III. Specific Services

It is permissible for a Plan to offer incentives for utilizing certain services over others. For instance, Plans may provide very low or no copayments or deductibles for use of a nurse triage service or an urgent care center instead of going to an Emergency Room. Such incentives may save the Plan a great deal of money and pass some of those savings along to the Participant.


I. Copayments

The Department of Labor has indicated that a Plan may waive or lower a copayment for the cost of certain services in order to encourage Participants to seek a certain type of care. Examples of such care are well-baby visits and regular physicals. Lowering copayments for certain services can benefit the group by ensuring that its employees and their families are healthy.

II. Deductibles

Similar to copayments, Plans may waive or lower deductibles for certain services. This is at the discretion of the Plan.

III. Conditioned Benefits

The Plan may limit or expand benefits based on the satisfaction of certain criteria. An example of conditioning benefits might include providing one Plan-paid chiropractic visit per every month a Participant maintains a gym membership, or lowering the Participant’s next Emergency Room copay by a certain amount for each regular physical a Participant receives.

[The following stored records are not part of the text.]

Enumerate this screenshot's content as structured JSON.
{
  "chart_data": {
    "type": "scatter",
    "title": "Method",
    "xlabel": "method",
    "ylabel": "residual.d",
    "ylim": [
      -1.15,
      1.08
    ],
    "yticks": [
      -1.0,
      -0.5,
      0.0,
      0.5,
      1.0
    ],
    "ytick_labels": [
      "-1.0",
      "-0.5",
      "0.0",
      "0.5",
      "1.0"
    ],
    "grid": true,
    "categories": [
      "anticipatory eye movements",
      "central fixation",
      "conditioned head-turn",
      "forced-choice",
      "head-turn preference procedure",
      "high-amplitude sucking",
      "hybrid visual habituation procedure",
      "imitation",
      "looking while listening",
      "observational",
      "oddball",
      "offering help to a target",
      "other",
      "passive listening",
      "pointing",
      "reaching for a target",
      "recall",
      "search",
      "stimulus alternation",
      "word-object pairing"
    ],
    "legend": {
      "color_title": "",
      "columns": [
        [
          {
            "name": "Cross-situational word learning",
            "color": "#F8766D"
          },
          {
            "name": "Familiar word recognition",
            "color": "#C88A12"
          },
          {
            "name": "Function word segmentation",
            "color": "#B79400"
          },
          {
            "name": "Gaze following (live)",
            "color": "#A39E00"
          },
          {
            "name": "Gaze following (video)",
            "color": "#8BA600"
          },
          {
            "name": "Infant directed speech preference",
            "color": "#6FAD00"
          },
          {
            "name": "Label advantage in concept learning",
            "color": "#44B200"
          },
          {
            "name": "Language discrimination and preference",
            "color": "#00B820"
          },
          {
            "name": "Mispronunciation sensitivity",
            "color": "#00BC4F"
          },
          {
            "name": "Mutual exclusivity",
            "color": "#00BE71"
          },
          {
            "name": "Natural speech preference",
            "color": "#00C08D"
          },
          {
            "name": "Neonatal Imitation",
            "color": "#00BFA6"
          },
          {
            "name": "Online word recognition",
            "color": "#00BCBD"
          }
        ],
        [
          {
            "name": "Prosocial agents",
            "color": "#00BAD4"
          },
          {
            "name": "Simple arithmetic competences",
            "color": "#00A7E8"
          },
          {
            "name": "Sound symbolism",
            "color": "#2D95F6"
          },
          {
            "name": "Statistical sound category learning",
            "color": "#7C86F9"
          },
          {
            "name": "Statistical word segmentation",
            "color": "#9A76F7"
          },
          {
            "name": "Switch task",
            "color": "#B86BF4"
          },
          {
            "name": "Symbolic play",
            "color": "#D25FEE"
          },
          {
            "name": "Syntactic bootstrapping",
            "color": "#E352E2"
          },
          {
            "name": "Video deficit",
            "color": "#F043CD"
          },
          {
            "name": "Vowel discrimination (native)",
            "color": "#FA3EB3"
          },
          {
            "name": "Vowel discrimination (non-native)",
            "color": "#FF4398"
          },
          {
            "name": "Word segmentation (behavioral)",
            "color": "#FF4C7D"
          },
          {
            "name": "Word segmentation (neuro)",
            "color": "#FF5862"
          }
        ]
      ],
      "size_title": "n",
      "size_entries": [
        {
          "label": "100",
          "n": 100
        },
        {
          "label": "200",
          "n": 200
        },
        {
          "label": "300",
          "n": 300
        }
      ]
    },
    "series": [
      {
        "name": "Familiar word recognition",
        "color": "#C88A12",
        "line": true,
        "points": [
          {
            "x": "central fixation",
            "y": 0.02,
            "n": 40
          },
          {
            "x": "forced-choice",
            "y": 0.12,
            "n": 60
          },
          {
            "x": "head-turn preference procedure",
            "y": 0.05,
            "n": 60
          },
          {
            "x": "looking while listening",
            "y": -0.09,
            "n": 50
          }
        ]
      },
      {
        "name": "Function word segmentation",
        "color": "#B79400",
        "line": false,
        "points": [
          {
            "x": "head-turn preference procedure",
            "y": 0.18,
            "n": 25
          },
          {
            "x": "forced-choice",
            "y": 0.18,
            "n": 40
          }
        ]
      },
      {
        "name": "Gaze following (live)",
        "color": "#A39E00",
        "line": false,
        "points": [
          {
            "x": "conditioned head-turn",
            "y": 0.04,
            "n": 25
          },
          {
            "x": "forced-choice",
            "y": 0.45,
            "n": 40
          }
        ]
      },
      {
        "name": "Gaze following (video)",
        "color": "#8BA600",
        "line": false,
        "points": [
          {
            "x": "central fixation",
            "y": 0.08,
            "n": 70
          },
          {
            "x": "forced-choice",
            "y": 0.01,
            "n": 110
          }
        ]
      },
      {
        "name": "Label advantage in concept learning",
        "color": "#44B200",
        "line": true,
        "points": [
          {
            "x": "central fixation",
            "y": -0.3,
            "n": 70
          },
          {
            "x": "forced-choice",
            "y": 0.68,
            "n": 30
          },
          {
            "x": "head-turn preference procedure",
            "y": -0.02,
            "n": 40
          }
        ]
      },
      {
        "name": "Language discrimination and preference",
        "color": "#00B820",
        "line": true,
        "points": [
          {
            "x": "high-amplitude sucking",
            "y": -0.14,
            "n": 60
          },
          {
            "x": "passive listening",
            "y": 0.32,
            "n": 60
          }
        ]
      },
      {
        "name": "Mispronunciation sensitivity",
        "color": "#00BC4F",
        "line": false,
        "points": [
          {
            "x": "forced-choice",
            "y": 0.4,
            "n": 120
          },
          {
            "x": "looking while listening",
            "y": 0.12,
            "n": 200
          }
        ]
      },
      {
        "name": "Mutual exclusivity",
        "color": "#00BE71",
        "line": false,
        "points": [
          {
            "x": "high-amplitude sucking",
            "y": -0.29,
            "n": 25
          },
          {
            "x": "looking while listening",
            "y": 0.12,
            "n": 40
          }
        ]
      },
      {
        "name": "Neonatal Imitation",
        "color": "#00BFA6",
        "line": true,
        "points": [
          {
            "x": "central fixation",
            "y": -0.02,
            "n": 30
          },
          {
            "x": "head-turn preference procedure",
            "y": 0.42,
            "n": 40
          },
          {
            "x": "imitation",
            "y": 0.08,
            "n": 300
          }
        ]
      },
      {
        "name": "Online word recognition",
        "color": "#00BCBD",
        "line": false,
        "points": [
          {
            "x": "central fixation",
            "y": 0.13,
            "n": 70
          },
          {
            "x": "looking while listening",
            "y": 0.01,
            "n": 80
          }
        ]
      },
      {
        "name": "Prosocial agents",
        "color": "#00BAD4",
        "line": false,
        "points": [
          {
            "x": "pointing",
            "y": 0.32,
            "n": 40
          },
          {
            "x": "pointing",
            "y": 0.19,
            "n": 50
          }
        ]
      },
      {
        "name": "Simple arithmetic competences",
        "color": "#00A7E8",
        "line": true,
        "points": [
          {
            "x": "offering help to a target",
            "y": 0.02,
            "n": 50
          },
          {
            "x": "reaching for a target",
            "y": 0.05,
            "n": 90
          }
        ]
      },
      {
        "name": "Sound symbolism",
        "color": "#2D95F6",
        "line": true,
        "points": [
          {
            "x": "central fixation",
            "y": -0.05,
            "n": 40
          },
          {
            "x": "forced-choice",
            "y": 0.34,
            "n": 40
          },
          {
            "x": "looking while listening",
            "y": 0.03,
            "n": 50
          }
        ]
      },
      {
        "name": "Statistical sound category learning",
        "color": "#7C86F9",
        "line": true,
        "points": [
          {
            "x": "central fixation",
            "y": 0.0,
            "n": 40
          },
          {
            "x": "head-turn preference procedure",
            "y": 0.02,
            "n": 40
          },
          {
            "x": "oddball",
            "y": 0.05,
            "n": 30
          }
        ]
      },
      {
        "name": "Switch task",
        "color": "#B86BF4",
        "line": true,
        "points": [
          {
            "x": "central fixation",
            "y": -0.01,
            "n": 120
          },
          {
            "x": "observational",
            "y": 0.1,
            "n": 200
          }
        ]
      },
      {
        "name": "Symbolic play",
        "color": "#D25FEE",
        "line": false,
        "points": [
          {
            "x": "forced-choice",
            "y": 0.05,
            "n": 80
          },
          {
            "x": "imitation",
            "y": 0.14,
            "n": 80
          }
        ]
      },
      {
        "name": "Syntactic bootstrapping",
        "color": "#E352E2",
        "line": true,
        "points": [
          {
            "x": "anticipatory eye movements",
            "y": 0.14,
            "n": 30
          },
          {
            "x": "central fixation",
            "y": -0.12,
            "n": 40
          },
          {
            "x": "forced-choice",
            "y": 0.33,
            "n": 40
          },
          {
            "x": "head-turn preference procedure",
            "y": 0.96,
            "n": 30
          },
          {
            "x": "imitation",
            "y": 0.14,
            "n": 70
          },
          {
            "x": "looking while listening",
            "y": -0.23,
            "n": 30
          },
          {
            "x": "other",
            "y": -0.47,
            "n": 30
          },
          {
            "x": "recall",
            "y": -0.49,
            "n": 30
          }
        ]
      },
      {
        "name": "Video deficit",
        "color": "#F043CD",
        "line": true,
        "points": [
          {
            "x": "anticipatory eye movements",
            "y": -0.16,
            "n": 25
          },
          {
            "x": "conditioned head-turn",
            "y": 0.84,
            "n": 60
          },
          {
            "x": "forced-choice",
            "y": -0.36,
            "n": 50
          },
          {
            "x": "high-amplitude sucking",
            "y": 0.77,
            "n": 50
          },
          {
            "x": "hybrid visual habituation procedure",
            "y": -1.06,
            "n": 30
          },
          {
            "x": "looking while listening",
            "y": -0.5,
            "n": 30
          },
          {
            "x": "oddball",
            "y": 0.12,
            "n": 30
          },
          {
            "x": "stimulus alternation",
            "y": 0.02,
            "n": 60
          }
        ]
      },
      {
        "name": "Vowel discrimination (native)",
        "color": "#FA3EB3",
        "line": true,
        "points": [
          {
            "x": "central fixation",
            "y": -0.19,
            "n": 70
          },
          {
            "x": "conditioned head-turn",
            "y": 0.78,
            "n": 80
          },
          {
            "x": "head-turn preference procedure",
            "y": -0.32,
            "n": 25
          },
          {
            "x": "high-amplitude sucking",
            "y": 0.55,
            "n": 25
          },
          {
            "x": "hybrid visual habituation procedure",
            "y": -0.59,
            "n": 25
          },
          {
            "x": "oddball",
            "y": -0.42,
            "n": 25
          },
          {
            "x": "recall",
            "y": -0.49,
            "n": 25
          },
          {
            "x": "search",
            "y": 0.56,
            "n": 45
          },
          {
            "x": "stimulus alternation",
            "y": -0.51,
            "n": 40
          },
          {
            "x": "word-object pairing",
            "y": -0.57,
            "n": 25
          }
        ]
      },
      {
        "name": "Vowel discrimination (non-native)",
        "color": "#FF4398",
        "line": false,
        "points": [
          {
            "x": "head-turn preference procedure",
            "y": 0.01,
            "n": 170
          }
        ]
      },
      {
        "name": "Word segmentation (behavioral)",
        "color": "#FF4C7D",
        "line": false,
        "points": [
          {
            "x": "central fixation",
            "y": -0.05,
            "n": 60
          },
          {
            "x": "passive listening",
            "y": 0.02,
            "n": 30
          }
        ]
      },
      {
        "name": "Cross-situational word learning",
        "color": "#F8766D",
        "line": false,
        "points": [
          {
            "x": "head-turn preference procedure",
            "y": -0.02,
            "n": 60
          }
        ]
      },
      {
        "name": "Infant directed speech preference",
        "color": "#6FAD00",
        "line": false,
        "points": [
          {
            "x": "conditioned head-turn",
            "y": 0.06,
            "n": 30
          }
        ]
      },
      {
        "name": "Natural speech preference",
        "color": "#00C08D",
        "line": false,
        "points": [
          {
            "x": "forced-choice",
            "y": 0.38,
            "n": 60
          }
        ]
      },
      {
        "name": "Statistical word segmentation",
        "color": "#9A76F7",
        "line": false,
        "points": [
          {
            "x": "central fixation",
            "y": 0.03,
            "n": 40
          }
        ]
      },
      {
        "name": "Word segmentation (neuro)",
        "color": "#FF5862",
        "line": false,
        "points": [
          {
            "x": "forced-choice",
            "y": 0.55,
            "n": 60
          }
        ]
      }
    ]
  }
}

IV. Contribution Reduction

A common incentive that Plans provide to Participants is a reduction the contributions required to maintain enrollment in the Plan. Because that is not a cash incentive, as described below, a reduction in the required contribution is not taxable.

V. Cash Incentive

Finally, a group can offer an incentive in the form of cash, whether by tacking the money onto an employee’s paycheck or by simply handing the employee cash.

Cash incentives are subject to taxation. In general, a cash incentive is subject to the same tax rules as all other benefit; the value of the reward is treated as taxable wages and subject to payroll taxes unless a specific exemption allows the reward to be provided on a tax-free basis. In most cases, wellness incentives need to qualify as an employer-provided health benefit or “de minimis” fringe benefit to be provided on a tax-free basis.

Disclaimer: This opinion is based on the facts as presented and re-stated above, and our research. It is a consulting opinion only, and does not purport to offer legal advice or fiduciary guidance as to the denial or acceptance of claims. Ultimately the Plan Administrator has the discretionary authority to interpret the terms of the Plan Document and accept or deny claims for benefits.